Circular migration would enable “better control of the flow of migration, which, as is well-known, includes illegal trafficking and subsequent exploitation of human beings,” he said.

Next week, just before France takes over the EU presidency for the second half of this year, Cape Verdean President Pedro Pires will meet in Paris with his French counterpart Nicolas Sarkozy, from whom he hopes to receive solid support for “creating the conditions for legal Cape Verdean migration,” Pires told Portuguese journalists early this month.

Pires will remind Sarkozy of Cape Verde’s cooperation in preventing the islands from being used as a “trampoline” for illegal migrants attempting to reach Europe.

This, together with its favourable ranking in international indicators of human rights and democracy, “has attracted the support of various European countries” for the circular migration experiment to be carried out with Cape Verde, Correia said.

“As for Moldova, I don’t know the details, but I do know that it is a very similar arrangement, adapted to Eastern Europe,” he said, predicting that “the results of this pilot study will no doubt lead to new guidelines” in the field of migration.

The mobility partnership between the EU and Cape Verde “will facilitate circulation of people between their territories, and in the cases of both legal (permanent) migration and temporary circular migration, there could be real cooperation on matters of migration and development, and preventing and fighting illegal migration,” Correia said.

In December 2007, at the end of Portugal’s presidency of the EU, which rotates every six months, the European Council (the heads of state and government of the 27 member countries) recommended seeking dialogue with Cape Verde about a pilot partnership on migration.

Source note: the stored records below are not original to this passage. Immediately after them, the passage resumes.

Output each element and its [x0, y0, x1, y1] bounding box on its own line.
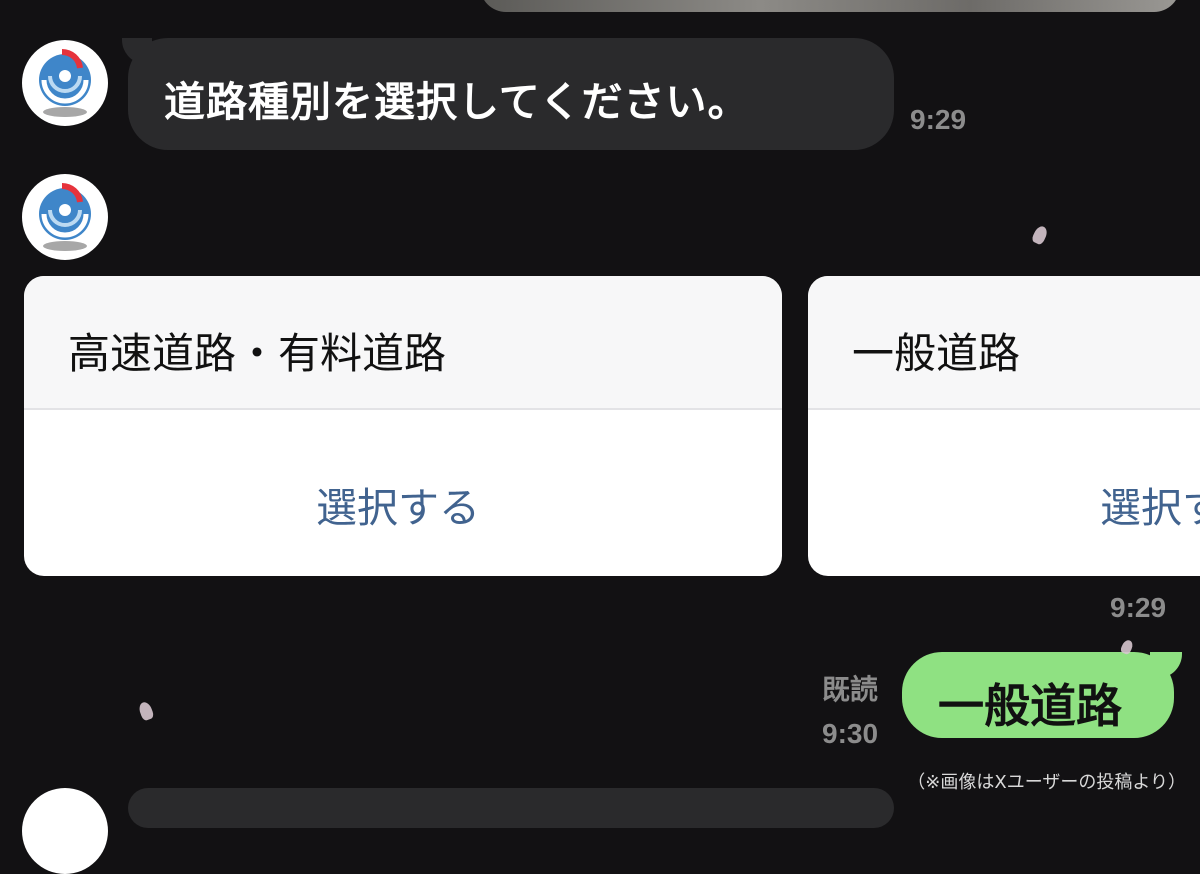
select-button[interactable]: 選択する — [1100, 474, 1200, 534]
mlit-logo-icon — [39, 48, 91, 117]
mlit-logo-icon — [39, 182, 91, 251]
card-header: 高速道路・有料道路 — [24, 276, 782, 410]
carousel-card-expressway: 高速道路・有料道路 選択する — [24, 276, 782, 576]
carousel-card-general-road: 一般道路 選択する — [808, 276, 1200, 576]
bot-message-bubble: 道路種別を選択してください。 — [122, 38, 894, 150]
petal-decoration — [1030, 224, 1050, 246]
select-button[interactable]: 選択する — [316, 474, 480, 534]
user-message-bubble: 一般道路 — [902, 652, 1182, 738]
previous-image-message[interactable] — [480, 0, 1180, 12]
bot-message-text: 道路種別を選択してください。 — [164, 78, 750, 126]
user-message-timestamp: 9:30 — [822, 718, 879, 749]
user-message-text: 一般道路 — [938, 679, 1122, 733]
image-credit-caption: （※画像はXユーザーの投稿より） — [907, 772, 1186, 793]
card-title: 一般道路 — [852, 329, 1021, 378]
petal-decoration — [137, 700, 155, 722]
carousel-timestamp: 9:29 — [1110, 592, 1167, 623]
message-timestamp: 9:29 — [910, 104, 967, 135]
card-title: 高速道路・有料道路 — [68, 329, 447, 378]
bot-avatar[interactable] — [22, 40, 108, 126]
bot-avatar[interactable] — [22, 788, 108, 874]
read-receipt: 既読 — [822, 673, 879, 706]
bot-avatar[interactable] — [22, 174, 108, 260]
bot-message-bubble — [128, 788, 894, 828]
card-header: 一般道路 — [808, 276, 1200, 410]
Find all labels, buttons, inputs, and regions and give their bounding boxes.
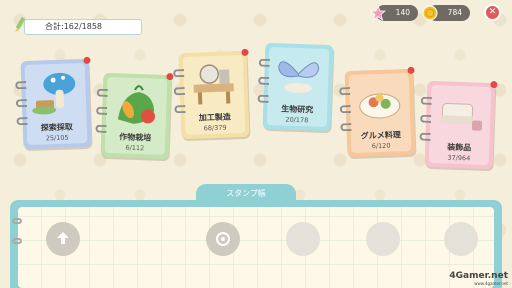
total-label: 合計:162/1858: [45, 22, 103, 31]
binder-ring: [15, 81, 27, 90]
category-decorations[interactable]: 装飾品 37/964: [419, 80, 498, 170]
category-processing-manufacturing[interactable]: 加工製造 68/379: [173, 48, 250, 140]
binder-ring: [173, 69, 185, 78]
star-gem-icon: [370, 5, 386, 21]
star-gem-value: 140: [395, 8, 410, 17]
stamp-mark-icon: [216, 232, 230, 246]
binder-ring: [420, 114, 432, 123]
category-gourmet-cooking[interactable]: グルメ料理 6/120: [339, 66, 416, 158]
category-crop-farming[interactable]: 作物栽培 6/112: [95, 72, 174, 160]
watermark: 4Gamer.net www.4gamer.net: [449, 271, 508, 286]
binder-ring: [257, 94, 269, 103]
butterfly-icon: [278, 61, 320, 94]
stamp-slot[interactable]: [206, 222, 240, 256]
gold-coin-value: 784: [447, 8, 462, 17]
binder-ring: [15, 99, 28, 108]
binder-ring: [339, 105, 351, 114]
sofa-icon: [440, 103, 483, 131]
gold-coin-counter[interactable]: 784: [422, 5, 470, 21]
stamp-slot-empty[interactable]: [286, 222, 320, 256]
total-collection-counter: 合計:162/1858: [24, 19, 142, 35]
mushroom-icon: [32, 72, 76, 115]
binder-ring: [419, 132, 431, 141]
binder-ring: [12, 238, 22, 244]
binder-ring: [339, 87, 351, 96]
stamp-slot[interactable]: [46, 222, 80, 256]
vegetables-icon: [117, 85, 155, 124]
binder-ring: [12, 218, 22, 224]
category-explore-gather[interactable]: 探索採取 25/105: [15, 56, 92, 150]
stamp-slot-empty[interactable]: [366, 222, 400, 256]
binder-ring: [258, 58, 270, 67]
stamp-mark-icon: [57, 232, 69, 244]
binder-ring: [96, 88, 108, 97]
close-button[interactable]: ✕: [484, 4, 501, 21]
stamp-book-tab[interactable]: スタンプ帳: [196, 184, 296, 204]
watermark-brand: 4Gamer.net: [449, 271, 508, 281]
binder-ring: [420, 96, 432, 105]
binder-ring: [173, 87, 185, 96]
binder-ring: [96, 106, 108, 115]
dish-icon: [359, 93, 401, 119]
category-biology-research[interactable]: 生物研究 20/178: [257, 42, 334, 132]
watermark-url: www.4gamer.net: [474, 281, 508, 286]
stamp-book-page: [18, 207, 494, 288]
stamp-book-title: スタンプ帳: [226, 189, 266, 198]
binder-ring: [258, 76, 270, 85]
workbench-icon: [193, 64, 234, 105]
star-gem-counter[interactable]: 140: [370, 5, 418, 21]
stamp-slot-empty[interactable]: [444, 222, 478, 256]
gold-coin-icon: [422, 5, 438, 21]
close-icon: ✕: [488, 7, 497, 17]
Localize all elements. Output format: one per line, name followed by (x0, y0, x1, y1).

The EU and Cape Verde agreed to step up dialogue and cooperation, along the lines of the Global Approach developed by the EU, for improved migration management, which should boost legal (as opposed to undocumented) migration, and strengthen the links between migration and development as well as the fight against trafficking in persons, an EU press release issued the day of the signing ceremony said.

Practical measures in advance of the implementation of the pilot mobility partnership on Jan. 1, 2009 include creating a joint centre in Cidade da Praia, the capital of Cape Verde, which will accept applications for short-stay visas and build Cape Verde’s capacity to manage migration procedures efficiently.

The joint centre will also “implement measures for the information, integration and protection of migrants and returnees, and develop job opportunities both in Cape Verde and abroad,” the EU statement said.

Cape Verde will benefit in particular from the short-stay opportunities for its nationals in EU countries. The remittances they send home will be an important source of income for Cape Verde, where economic activities are mainly limited to tourism.

The EU, for its part, will benefit and burnish its image by having a valuable African ally in the fight against what governments call “illegal” migrants, and activists call “undocumented” migrants.

For the EU private sector, the agreement will mean a flow of relatively cheap workers, on temporary contracts that involve no pension fund obligations, who will accept jobs that European citizens are no longer willing to perform.